Un personnage pivot joue néanmoins le rôle de miroir agissant de ce portait de groupe, en la personne de Margot (l’exceptionnelle Julie Moulier qui a aussi écrit le scénario avec la réalisatrice), une jeune trentenaire issue d’une famille provinciale plutôt aisée et qui s’est abîmée dans la toxicomanie après son arrivée à Paris pour ses études supérieures ("je me demande encore aujourd’hui comment j’ai fait pour rester en vie"). Débarquant pour dix semaines de cure et d’abord réfractaire à la perspective d’étaler son intimité lors des séances de groupes de parole (animées par deux thérapeutes) qui rythment le quotidien, Margot va, comme tous les autres, creuser progressivement jusqu’à la source psychologique de sa dépendance, une prise de conscience et un cheminement violents et difficiles nourris par le réapprentissage de la confiance, de la sincérité, de la responsabilité et des sentiments, sous la menace permanente de la résurgence des fantômes du passé. 

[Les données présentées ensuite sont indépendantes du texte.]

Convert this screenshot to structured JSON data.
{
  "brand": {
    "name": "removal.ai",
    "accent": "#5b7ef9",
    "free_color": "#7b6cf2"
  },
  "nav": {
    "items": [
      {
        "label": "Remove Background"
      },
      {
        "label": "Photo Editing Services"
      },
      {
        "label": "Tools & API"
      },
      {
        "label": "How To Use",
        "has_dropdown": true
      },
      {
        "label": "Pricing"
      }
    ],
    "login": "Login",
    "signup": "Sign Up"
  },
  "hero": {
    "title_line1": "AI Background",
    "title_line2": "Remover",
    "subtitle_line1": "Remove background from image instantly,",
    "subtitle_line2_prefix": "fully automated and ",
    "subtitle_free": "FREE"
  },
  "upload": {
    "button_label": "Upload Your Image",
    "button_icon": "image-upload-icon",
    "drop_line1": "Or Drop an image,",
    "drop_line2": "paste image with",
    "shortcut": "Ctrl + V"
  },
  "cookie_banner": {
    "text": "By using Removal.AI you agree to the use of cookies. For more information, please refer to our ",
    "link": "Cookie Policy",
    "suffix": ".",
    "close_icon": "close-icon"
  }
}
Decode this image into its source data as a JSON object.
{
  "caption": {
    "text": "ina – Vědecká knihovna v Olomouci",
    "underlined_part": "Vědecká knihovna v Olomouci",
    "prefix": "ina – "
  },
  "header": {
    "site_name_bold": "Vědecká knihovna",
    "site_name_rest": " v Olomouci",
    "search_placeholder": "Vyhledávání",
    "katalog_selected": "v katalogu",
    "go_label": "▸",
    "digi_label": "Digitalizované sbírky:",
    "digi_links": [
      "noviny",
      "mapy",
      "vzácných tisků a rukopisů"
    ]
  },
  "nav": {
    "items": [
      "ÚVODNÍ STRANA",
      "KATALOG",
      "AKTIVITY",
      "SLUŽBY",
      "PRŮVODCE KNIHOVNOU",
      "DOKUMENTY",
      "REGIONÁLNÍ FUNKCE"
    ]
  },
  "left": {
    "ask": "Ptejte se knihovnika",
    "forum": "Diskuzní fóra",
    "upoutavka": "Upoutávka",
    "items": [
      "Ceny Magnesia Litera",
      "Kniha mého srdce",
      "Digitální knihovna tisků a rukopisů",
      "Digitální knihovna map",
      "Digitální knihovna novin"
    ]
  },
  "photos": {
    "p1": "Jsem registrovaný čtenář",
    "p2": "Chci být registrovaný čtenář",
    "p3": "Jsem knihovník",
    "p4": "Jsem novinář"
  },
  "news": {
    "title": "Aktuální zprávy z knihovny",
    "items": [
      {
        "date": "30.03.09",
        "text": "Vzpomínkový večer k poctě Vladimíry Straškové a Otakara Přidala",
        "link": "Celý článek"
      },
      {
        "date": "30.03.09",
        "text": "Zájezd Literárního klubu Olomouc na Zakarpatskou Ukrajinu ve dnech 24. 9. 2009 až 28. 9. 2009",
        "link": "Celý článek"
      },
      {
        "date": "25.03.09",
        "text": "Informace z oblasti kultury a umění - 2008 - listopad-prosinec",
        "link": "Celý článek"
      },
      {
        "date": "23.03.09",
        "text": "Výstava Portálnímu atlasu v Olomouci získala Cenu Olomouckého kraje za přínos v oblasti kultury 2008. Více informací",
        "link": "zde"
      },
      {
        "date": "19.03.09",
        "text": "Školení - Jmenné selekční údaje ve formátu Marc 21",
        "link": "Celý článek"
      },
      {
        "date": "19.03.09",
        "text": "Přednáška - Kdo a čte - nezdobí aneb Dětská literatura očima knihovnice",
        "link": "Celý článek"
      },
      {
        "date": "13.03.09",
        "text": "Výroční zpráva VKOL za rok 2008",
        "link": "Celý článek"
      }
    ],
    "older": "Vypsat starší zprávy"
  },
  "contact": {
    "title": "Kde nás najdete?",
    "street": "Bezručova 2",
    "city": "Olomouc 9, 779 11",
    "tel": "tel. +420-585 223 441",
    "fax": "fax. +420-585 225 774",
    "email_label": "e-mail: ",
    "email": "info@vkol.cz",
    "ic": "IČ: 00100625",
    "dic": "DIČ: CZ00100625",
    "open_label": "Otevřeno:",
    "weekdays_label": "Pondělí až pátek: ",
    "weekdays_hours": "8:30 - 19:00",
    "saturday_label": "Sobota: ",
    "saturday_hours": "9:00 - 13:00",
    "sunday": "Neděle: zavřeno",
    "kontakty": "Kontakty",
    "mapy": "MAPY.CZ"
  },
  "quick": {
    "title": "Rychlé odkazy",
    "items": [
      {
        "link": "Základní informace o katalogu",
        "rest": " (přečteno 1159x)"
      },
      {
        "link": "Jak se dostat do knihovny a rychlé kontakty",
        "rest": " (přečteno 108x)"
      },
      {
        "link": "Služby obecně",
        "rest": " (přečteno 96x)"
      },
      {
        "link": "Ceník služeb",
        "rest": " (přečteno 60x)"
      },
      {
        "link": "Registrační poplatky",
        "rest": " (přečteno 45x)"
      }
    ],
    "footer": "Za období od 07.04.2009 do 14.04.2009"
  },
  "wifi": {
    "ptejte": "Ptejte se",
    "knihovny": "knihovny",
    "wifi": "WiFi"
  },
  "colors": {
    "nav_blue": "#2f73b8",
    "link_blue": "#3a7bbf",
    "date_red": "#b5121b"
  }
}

Décomposé en 15 parties correspondant aux jours 2, 3, 7, 10, 13, 17, 19, 22, 24, 27, 30, 38, 42, 43 et 48 du séjour de Margot, Nos vies formidables est un film remarquable qui prend le temps de laisser vivre les émotions les plus indicibles, captant les inflexions des visages, les nuances des regards, les non-dits et les confessions, le désarroi des souffrances personnelles et la valeur précieuse de la dynamique collective qui brasse peines et joies. Un tableau composite émouvant et intègre que Fabienne Godet réussit brillamment et sans aucune ostentation en associant une exploration quasi documentaire à des clés de fiction sans manipulation des affects du spectateur, un mélange tout à l’honneur d’une cinéaste infiniment respectueuse de son sujet et adepte d’une profondeur paradoxalement aussi discrète qu’impressionnante. 

Produit par Le BureauNos vies formidables sera lancé en France le 6 mars par Memento Films Distribution. Les ventes internationales sont pilotées par The Bureau Sales.